Teen licensing bill deserves a hearing
Commentary by JIM MANION
An Idaho legislator's recent remarks suggest lawmakers may be missing the
forest for the trees on a crucial public safety issue. For all our efforts to ensure that
every child is safe inside our classrooms, he said, we may have ignored what happens to
those children on their way to and from our schools.
He's right.
In this, the generation of the child, we may be guilty of fixing our
financial conscience on causes that have blurred our vision to a bigger problem.
Legislation aimed at improving the way we license teen drivers deserves a
hearing and a floor vote by Idaho lawmakers this year. Designed to reduce teen collisions,
save lives and tackle burgeoning traffic violations, a modest plan presented last year was
turned down in committee on a one-vote margin.
It would have required more adult supervision before a teen could get a
driver's license. Its modest requirements for a clean driving record and sensible
restrictions are similar to new licensing laws that are cutting collisions and producing
safer drivers throughout the country.
Sounds almost too simple.
So why did a legislative committee turn it down last year? And will the
House Transportation Committee exercise that option again this year?
Last year, legislators argued we shaped teen collision statistics
inappropriately to make the problem appear worse than it is. They said the plan was too
complicated, and that they had not heard from their constituents on this important issue.
There was another familiar refrain: rural teens shouldn't have the same rules.
The vote made the legislation go away, but not the problems associated
with the way we license teen drivers.
The issue is rooted in a 1949 licensing model that requires just 30 hours
of classroom instruction and a paltry 6 hours of behind-the-wheel training before teens
can get a license. Until recently, that model was a foundation for virtually every states'
licensing laws, but irrefutable data about teen over-involvement in crashes has caused 36
states to enact graduated driver licensing laws. Idaho has not. Our highways, city streets
and rural back roads have become a war zone, littered with 500 teen deaths in just the
past 10 years.
While legislators were solving other problems, Idaho teen drivers,
representing just 9 percent of all licensed drivers in the state, were racking up 21
percent of the fatalities, 21 percent of the injury collisions, 20 percent of the
citations and 12 percent of the alcohol-involved collisions. No other age group, including
seniors, even comes close to the 21,000 Basic Rule citations issued to teens in Idaho in
1998. (A Basic Rule citation refers to an Idaho law applying to driving in a manner
consistent with road conditions.)
Many teens are responsible, proficient drivers, but they are more
apt to take risks like one last year where a skateboarder was killed while car surfing
behind another teen's vehicle. Or like the horrific eastern Idaho collision in February of
1999 where a car was broadsided, killing a 15-year-old female and injuring five others.

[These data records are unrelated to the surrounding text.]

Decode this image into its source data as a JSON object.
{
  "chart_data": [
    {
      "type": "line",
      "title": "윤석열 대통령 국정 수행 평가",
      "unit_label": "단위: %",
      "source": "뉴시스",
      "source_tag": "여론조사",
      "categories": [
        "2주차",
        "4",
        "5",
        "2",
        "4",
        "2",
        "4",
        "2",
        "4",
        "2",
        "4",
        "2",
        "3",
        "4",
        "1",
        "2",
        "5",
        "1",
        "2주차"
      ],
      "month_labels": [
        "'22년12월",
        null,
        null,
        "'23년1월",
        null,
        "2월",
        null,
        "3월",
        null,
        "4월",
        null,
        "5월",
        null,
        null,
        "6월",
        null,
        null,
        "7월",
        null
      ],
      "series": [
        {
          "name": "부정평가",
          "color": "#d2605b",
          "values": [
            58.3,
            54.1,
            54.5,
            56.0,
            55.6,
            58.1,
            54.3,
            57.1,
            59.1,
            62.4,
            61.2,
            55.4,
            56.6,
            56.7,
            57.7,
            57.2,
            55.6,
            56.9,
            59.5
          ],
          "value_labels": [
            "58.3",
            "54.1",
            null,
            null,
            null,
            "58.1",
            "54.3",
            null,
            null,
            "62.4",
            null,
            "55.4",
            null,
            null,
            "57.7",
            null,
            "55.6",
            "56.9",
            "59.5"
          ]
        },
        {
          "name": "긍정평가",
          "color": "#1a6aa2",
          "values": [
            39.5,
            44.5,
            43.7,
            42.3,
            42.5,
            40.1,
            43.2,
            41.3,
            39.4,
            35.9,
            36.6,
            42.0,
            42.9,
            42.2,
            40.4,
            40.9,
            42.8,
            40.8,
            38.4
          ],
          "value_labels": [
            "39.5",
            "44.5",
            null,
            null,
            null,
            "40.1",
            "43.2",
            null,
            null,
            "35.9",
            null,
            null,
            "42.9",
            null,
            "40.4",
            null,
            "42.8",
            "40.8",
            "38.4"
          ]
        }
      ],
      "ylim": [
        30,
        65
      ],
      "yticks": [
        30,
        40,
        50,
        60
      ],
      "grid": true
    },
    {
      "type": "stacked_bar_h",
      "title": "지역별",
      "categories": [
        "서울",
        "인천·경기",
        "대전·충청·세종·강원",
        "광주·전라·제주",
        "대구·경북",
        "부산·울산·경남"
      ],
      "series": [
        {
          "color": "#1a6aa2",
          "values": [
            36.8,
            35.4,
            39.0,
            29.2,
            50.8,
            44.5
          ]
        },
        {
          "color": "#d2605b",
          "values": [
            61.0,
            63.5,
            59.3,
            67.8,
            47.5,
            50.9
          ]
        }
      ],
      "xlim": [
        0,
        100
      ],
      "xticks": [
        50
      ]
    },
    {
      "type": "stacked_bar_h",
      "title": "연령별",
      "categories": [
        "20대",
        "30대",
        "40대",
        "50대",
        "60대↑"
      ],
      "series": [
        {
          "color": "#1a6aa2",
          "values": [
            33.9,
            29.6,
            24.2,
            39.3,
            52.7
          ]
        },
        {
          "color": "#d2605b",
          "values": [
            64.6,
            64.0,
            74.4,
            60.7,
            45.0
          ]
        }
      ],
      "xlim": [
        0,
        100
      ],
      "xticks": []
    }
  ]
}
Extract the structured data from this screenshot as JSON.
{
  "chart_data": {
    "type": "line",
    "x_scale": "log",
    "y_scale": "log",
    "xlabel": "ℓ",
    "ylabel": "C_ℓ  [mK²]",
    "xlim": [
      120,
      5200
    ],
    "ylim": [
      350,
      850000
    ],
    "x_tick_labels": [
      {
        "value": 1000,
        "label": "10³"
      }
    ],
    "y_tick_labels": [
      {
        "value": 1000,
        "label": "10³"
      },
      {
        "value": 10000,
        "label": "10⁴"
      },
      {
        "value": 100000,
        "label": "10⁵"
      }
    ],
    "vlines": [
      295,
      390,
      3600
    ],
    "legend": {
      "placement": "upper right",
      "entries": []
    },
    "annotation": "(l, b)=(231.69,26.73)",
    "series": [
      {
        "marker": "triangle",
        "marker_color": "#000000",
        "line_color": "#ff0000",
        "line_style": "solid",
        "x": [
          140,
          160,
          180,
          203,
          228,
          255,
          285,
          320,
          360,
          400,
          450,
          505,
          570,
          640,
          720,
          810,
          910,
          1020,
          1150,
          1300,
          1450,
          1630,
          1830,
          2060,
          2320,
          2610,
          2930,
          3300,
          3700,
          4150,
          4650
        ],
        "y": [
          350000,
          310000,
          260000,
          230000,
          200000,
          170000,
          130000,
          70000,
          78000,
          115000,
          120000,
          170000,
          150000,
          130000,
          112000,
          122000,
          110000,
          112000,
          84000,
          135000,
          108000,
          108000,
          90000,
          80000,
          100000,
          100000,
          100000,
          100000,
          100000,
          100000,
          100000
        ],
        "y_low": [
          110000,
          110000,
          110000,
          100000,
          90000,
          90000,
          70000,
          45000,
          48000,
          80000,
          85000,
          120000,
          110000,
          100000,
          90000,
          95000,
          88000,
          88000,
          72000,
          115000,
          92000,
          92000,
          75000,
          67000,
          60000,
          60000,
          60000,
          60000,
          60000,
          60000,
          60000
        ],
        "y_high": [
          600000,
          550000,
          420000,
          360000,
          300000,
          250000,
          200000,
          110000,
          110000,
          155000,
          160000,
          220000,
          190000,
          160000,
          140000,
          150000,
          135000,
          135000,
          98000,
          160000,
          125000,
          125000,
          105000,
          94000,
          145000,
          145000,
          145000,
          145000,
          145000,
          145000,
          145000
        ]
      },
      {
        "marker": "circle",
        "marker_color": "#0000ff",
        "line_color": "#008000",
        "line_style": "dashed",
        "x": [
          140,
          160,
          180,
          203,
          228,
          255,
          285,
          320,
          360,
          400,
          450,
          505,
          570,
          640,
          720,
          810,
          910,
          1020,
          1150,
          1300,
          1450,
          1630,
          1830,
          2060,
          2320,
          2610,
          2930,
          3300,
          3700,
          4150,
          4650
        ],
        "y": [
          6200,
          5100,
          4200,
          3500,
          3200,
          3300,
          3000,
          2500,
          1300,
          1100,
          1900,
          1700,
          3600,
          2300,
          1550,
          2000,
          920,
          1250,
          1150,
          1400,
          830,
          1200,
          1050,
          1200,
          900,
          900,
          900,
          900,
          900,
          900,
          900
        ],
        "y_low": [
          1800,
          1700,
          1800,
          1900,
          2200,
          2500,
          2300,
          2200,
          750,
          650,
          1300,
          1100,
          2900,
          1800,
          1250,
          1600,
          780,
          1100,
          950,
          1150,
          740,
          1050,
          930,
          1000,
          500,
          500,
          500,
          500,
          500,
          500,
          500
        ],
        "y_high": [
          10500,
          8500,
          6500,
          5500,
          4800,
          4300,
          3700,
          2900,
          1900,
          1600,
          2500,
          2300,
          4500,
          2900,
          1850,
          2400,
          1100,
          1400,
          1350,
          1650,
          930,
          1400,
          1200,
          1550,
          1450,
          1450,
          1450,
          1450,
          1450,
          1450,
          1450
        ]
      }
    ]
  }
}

An eerie, unsettling silence fell over a Twin Falls junior high school
audience last May when an Idaho AAA employee called out the name of a poster contest
winner. In a sickly, ironic twist, the 14-year-old student, who was to have received an
award for his traffic safety poster, was not present. He and two other teens had died a
few weeks earlier in a single car rollover.
Investigating officers estimated the car's teen driver may have been
traveling at speeds up to 100 miles an hour before it flipped in the rural barrowpit.
This legislation has been overwhelmingly endorsed by Idaho's driver
training educators. It is supported by insurance companies, law enforcement agencies and
the county sheriffs responsible for issuing licenses. It was crafted with approval and
support of the Driver Services Division of the Idaho Transportation Department. And a
November 1999 survey mailed to 900 Idahoans indicates that nine out of 10 respondents
support and would vote for such legislation.
The question is, will legislators again turn a blind eye to one of this
state's most obvious public safety issues?
Jim Manion of Boise is president of AAAs Idaho division.